Christophe Ena Christophe Ena / The Associated Press

PARIS — L’Assemblée nationale française a approuvé mercredi un durcissement de la loi sur le viol des mineurs, mais a refusé d’établir un âge légal pour le consentement sexuel.

Au terme de débats parfois houleux qui ont pris fin très tôt mercredi, les députés ont décidé de ne pas doter la France d’un âge de consentement à une relation sexuelle avec un adulte, que certains proposaient d’établir à 15 ans.

Ils ont plutôt adopté une clause qui stipule qu’une relation sexuelle entre une personne de 15 ans et un adulte pourra constituer un viol «si la victime est incapable de consentir».
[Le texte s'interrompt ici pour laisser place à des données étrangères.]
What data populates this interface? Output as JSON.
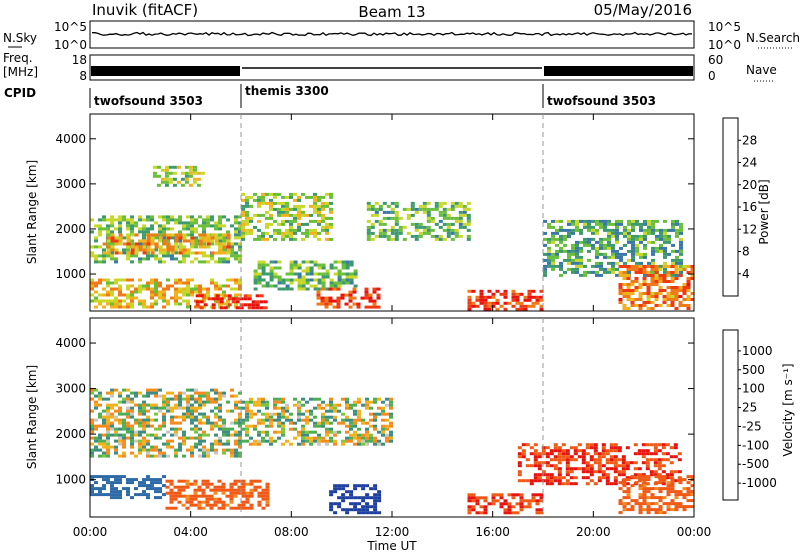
{
  "header": {
    "station": "Inuvik (fitACF)",
    "beam": "Beam 13",
    "date": "05/May/2016"
  },
  "top_panels": {
    "nsky_label": "N.Sky",
    "nsearch_label": "N.Search",
    "freq_label_1": "Freq.",
    "freq_label_2": "[MHz]",
    "nave_label": "Nave",
    "cpid_label": "CPID",
    "left_ticks_noise": [
      "10^5",
      "10^0"
    ],
    "right_ticks_noise": [
      "10^5",
      "10^0"
    ],
    "left_ticks_freq": [
      "18",
      "8"
    ],
    "right_ticks_freq": [
      "60",
      "0"
    ],
    "cpid_segments": [
      {
        "name": "twofsound 3503",
        "start": 0,
        "end": 6
      },
      {
        "name": "themis 3300",
        "start": 6,
        "end": 18
      },
      {
        "name": "twofsound 3503",
        "start": 18,
        "end": 24
      }
    ]
  },
  "axes": {
    "ylabel": "Slant Range [km]",
    "xlabel": "Time UT",
    "x_ticks": [
      "00:00",
      "04:00",
      "08:00",
      "12:00",
      "16:00",
      "20:00",
      "00:00"
    ],
    "y_ticks": [
      "1000",
      "2000",
      "3000",
      "4000"
    ]
  },
  "power_colorbar": {
    "label": "Power [dB]",
    "ticks": [
      "4",
      "8",
      "12",
      "16",
      "20",
      "24",
      "28"
    ],
    "colors": [
      "#0a1ee8",
      "#2a4fb0",
      "#3a78a8",
      "#3e9a6e",
      "#6abf3a",
      "#c8d82a",
      "#f2b21e",
      "#f07a18",
      "#ef3a12",
      "#e8120e"
    ]
  },
  "velocity_colorbar": {
    "label": "Velocity [m s⁻¹]",
    "ticks": [
      "1000",
      "500",
      "100",
      "25",
      "-25",
      "-100",
      "-500",
      "-1000"
    ],
    "colors": [
      "#1f3fa0",
      "#2e6aa8",
      "#3d8d82",
      "#4fae52",
      "#7cc83c",
      "#c8c8c0",
      "#f2b21e",
      "#f58a1e",
      "#f05a16",
      "#e8120e"
    ]
  },
  "chart_data": {
    "type": "heatmap",
    "x_range_hours": [
      0,
      24
    ],
    "y_range_km": [
      180,
      4550
    ],
    "mode_change_hours": [
      6,
      18
    ],
    "power_regions": [
      {
        "t0": 0.0,
        "t1": 6.0,
        "r0": 250,
        "r1": 900,
        "value": 20
      },
      {
        "t0": 4.2,
        "t1": 7.0,
        "r0": 250,
        "r1": 550,
        "value": 30
      },
      {
        "t0": 0.0,
        "t1": 6.0,
        "r0": 1300,
        "r1": 2300,
        "value": 14
      },
      {
        "t0": 0.5,
        "t1": 5.5,
        "r0": 1500,
        "r1": 1900,
        "value": 22
      },
      {
        "t0": 2.5,
        "t1": 4.5,
        "r0": 3000,
        "r1": 3400,
        "value": 16
      },
      {
        "t0": 6.0,
        "t1": 9.5,
        "r0": 1800,
        "r1": 2800,
        "value": 16
      },
      {
        "t0": 6.5,
        "t1": 10.5,
        "r0": 700,
        "r1": 1300,
        "value": 14
      },
      {
        "t0": 9.0,
        "t1": 11.5,
        "r0": 250,
        "r1": 700,
        "value": 28
      },
      {
        "t0": 11.0,
        "t1": 15.0,
        "r0": 1800,
        "r1": 2600,
        "value": 14
      },
      {
        "t0": 15.0,
        "t1": 18.0,
        "r0": 250,
        "r1": 650,
        "value": 28
      },
      {
        "t0": 18.0,
        "t1": 23.5,
        "r0": 1000,
        "r1": 2200,
        "value": 12
      },
      {
        "t0": 21.0,
        "t1": 24.0,
        "r0": 250,
        "r1": 1200,
        "value": 24
      }
    ],
    "velocity_regions": [
      {
        "t0": 0.0,
        "t1": 6.0,
        "r0": 1500,
        "r1": 3000,
        "value": 0
      },
      {
        "t0": 0.0,
        "t1": 3.0,
        "r0": 600,
        "r1": 1100,
        "value": 200
      },
      {
        "t0": 3.0,
        "t1": 7.0,
        "r0": 400,
        "r1": 1000,
        "value": -100
      },
      {
        "t0": 6.0,
        "t1": 12.0,
        "r0": 1800,
        "r1": 2800,
        "value": 0
      },
      {
        "t0": 9.5,
        "t1": 11.5,
        "r0": 300,
        "r1": 900,
        "value": 600
      },
      {
        "t0": 15.0,
        "t1": 18.0,
        "r0": 300,
        "r1": 700,
        "value": -300
      },
      {
        "t0": 17.0,
        "t1": 23.5,
        "r0": 900,
        "r1": 1800,
        "value": -300
      },
      {
        "t0": 21.0,
        "t1": 24.0,
        "r0": 250,
        "r1": 1100,
        "value": -100
      }
    ]
  }
}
Le gouvernement affirme que le projet de loi, qui sera maintenant transféré au Sénat, vise à mieux protéger les enfants, après que la justice française eut récemment refusé de poursuivre deux hommes qui avaient eu des relations sexuelles avec des jeunes filles de 11 ans, faute de pouvoir démontrer qu’il y avait eu coercition.

En vertu de la nouvelle loi, un juge pourrait conclure que le viol découle d’un «abus de la vulnérabilité» de la victime.

La loi interdit les relations sexuelles entre un adulte et un jeune de moins de 15 ans, mais reconnaît qu’une personne de moins de 15 ans est en mesure de consentir à une telle relation. Dans de tels cas, le geste sera considéré comme une «agression sexuelle» passible d’une peine de dix ans de prison, soit deux fois plus qu’auparavant.

Le viol d’un enfant de moins de 15 ans sera passible de 20 ans de prison.

Les groupes qui défendent les droits des femmes, et qui réclamaient un âge ferme pour le consentement sexuel, ont réagi avec colère. Ils craignent de voir des viols se transformer en agressions sexuelles aux yeux des juges.